Reading the book helped, though.  Acknowledging that my own princess experience was different from the one my own daughter will experience helps, too.  Being able to sew and craft also helps ease my mind that I do not have to deny my child completely when I deny her corporate crap.  (Have you seen some of the costumes Amy Karol makes her daughters?  Here, here and here.)

I also know that it will be a phase that we'll weather like any other phase.  I'll ask a lot of leading questions and make a lot of safe space to encourage conversation about thoughts my kid will have as he or she engages the world.  I will also not beat myself up if I give in to corporate temptation every once in awhile.

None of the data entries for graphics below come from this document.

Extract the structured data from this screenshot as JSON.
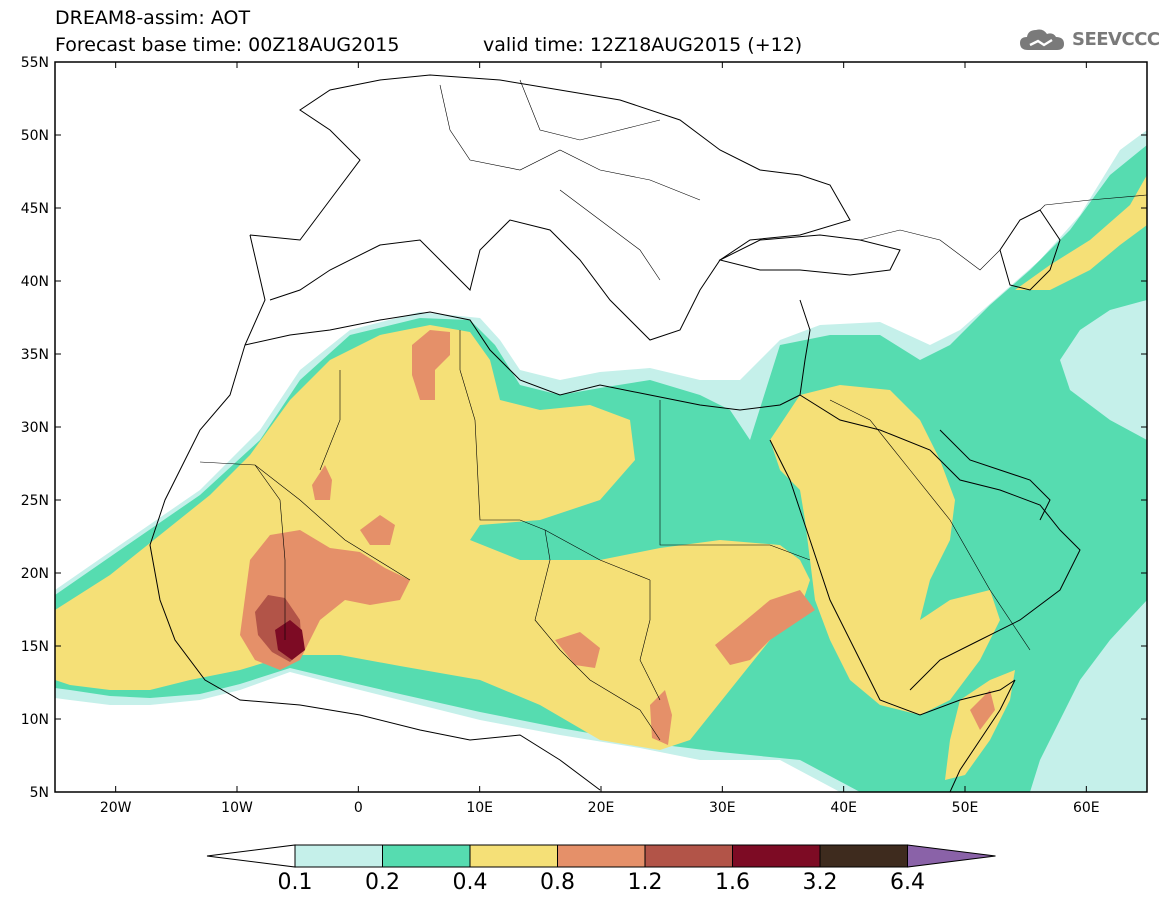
{
  "header": {
    "title": "DREAM8-assim: AOT",
    "base_time": "Forecast base time: 00Z18AUG2015",
    "valid_time": "valid time: 12Z18AUG2015 (+12)"
  },
  "logo": {
    "text": "SEEVCCC",
    "icon": "cloud-logo-icon"
  },
  "map": {
    "lon_range": [
      -25,
      65
    ],
    "lat_range": [
      5,
      55
    ],
    "lat_ticks": [
      "5N",
      "10N",
      "15N",
      "20N",
      "25N",
      "30N",
      "35N",
      "40N",
      "45N",
      "50N",
      "55N"
    ],
    "lon_ticks": [
      "20W",
      "10W",
      "0",
      "10E",
      "20E",
      "30E",
      "40E",
      "50E",
      "60E"
    ],
    "land_color": "#ffffff",
    "border_color": "#000000"
  },
  "colorbar": {
    "levels": [
      "0.1",
      "0.2",
      "0.4",
      "0.8",
      "1.2",
      "1.6",
      "3.2",
      "6.4"
    ],
    "colors": [
      "#ffffff",
      "#c5f0ea",
      "#56dcb0",
      "#f5e077",
      "#e59069",
      "#b25448",
      "#7d0b24",
      "#3e2b1e",
      "#8a62a8"
    ]
  }
}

At least I think that's how it will go.  The only thing I'm sure about when it comes to parenthood (6 to 10 weeks left at this points, folks) is that it could go any which way it wants and the best way to make God laugh is to tell her your plans.

Friday, April 01, 2011

The Sartorialist
I have been thinking about this post and the backlash this week.  I think that the outrage is prompted because "curvy" DOES describe weight in today's culture.  It, as well as "sturdy" and "bigger" are some of the few words that woman with normal body sizes (i.e. - almost every woman over 25 not involved in the fashion industry) have left to describe themselves positively/neutrally.  To appropriate the words for a skinny woman simply because she's relatively large for their narrow community just adds salt to the wound that normal people experience in regards to image and self-esteem.

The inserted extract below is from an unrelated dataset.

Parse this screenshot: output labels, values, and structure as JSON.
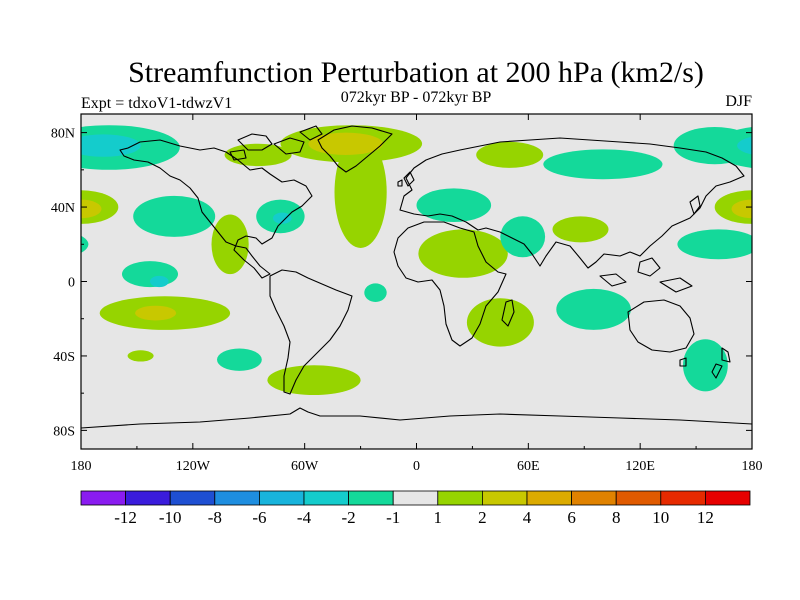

I think Scott puts up a pretty pathetic argument about the vagueness of the word "normal."  In fact, by definition, normal are folks that make up a majority of any particular characteristic.  It's the opposite of "outlier."  So, asking which woman - 5'0" or 5'9" - should be considered normal is a false question.  Neither of them is.  The women who are around 5'5" are normal.  So, since the average dress in America is a size 12, describing a woman who is, at most, a size 6, by words that belong to average-sized and plus-sized women is insulting.